Q: Does this change affect all Crypto.com products?
A: No. The updated staking requirements apply only to users seeking to qualify for or upgrade their Crypto.com Visa card tiers. Other services like exchange staking or DeFi products are unaffected.

Q: Can I still earn rewards without upgrading my card?
A: Yes. Existing cardholders retain their current benefits as long as they don’t adjust their stake or card tier after November 2.

Q: Will this help increase CRO’s price?
A: Potentially. Reducing liquid supply through higher staking demands may reduce sell pressure. However, market sentiment and broader crypto trends play a larger role in price movements.

Q: Is there a way to stake less and still get good rewards?
A: Consider alternative platforms that offer high-yield staking or cashback programs without rigid lock-up requirements.

Q: What happens if I unstake after November 2?
A: If you remove your stake and later re-stake, you’ll need to meet the new 2.5x requirement to regain card eligibility.

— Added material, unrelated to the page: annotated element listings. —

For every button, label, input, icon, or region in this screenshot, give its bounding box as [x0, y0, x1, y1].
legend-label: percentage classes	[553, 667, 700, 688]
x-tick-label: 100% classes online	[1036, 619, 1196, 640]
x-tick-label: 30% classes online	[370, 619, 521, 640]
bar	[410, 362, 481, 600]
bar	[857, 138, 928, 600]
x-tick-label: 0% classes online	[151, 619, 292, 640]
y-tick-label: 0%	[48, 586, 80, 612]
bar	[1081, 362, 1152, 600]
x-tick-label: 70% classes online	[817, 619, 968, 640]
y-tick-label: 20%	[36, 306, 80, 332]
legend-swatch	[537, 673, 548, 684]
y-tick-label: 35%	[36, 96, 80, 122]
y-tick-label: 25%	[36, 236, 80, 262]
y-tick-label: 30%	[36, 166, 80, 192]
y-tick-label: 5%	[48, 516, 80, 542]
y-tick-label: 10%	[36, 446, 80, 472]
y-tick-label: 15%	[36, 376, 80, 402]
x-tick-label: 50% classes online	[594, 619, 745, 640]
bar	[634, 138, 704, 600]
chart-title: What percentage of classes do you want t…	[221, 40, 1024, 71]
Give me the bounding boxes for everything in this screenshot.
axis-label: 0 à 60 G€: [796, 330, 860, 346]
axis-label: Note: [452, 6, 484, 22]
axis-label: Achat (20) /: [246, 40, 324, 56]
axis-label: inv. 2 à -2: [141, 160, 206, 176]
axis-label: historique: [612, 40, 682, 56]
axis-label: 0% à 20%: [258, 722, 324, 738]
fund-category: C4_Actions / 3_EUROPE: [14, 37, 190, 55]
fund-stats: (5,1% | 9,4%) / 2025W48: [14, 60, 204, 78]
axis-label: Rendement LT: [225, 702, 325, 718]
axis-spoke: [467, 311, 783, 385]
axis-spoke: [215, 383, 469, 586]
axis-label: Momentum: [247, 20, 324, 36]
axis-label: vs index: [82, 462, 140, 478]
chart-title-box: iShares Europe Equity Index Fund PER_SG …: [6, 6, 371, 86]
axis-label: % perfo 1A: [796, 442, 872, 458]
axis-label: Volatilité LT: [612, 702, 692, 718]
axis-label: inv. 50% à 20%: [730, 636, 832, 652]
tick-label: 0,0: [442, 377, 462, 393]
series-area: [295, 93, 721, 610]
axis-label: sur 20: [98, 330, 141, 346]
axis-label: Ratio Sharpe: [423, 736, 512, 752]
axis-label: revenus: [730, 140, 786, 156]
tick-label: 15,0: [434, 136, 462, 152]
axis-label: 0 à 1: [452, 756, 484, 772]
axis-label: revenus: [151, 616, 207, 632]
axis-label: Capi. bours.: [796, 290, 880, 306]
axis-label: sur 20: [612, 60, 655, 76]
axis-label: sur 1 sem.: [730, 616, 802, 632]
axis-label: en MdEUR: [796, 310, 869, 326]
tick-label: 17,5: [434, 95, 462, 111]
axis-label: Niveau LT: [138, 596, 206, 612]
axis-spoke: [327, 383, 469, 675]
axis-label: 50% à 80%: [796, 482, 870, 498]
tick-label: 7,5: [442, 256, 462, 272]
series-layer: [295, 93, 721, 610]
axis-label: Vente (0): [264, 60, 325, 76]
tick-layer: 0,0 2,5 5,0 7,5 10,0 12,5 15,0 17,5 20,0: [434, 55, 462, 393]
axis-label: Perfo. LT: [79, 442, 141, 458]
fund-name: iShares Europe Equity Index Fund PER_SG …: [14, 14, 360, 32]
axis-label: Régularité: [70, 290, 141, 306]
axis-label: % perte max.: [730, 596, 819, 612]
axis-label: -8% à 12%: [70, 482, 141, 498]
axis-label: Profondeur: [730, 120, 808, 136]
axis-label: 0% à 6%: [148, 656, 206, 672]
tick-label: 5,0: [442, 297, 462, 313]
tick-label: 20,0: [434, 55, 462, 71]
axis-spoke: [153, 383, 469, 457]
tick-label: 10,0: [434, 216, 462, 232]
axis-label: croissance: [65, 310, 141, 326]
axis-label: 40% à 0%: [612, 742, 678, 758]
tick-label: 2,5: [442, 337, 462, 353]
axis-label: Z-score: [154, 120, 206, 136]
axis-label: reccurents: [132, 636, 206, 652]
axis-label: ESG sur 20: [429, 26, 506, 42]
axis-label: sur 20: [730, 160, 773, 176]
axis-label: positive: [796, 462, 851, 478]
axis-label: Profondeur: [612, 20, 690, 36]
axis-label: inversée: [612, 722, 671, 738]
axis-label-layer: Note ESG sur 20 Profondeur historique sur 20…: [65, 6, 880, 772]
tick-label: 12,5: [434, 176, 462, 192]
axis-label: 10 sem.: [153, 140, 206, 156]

Final Thoughts: A Strategic Move or Defensive Play?

Crypto.com’s decision to raise staking requirements reflects a pivotal moment for its ecosystem. On one hand, it reinforces commitment from dedicated users and may provide short-term support for CRO’s market value. On the other hand, it risks alienating potential new users who may view the move as exclusionary or poorly timed.

For investors and users alike, understanding tokenomics, staking dynamics, and platform incentives is more important than ever. As competition in the crypto rewards space grows, platforms must balance sustainability with accessibility.

Whether this change proves beneficial long-term depends on transparency, future utility enhancements for CRO, and overall market recovery.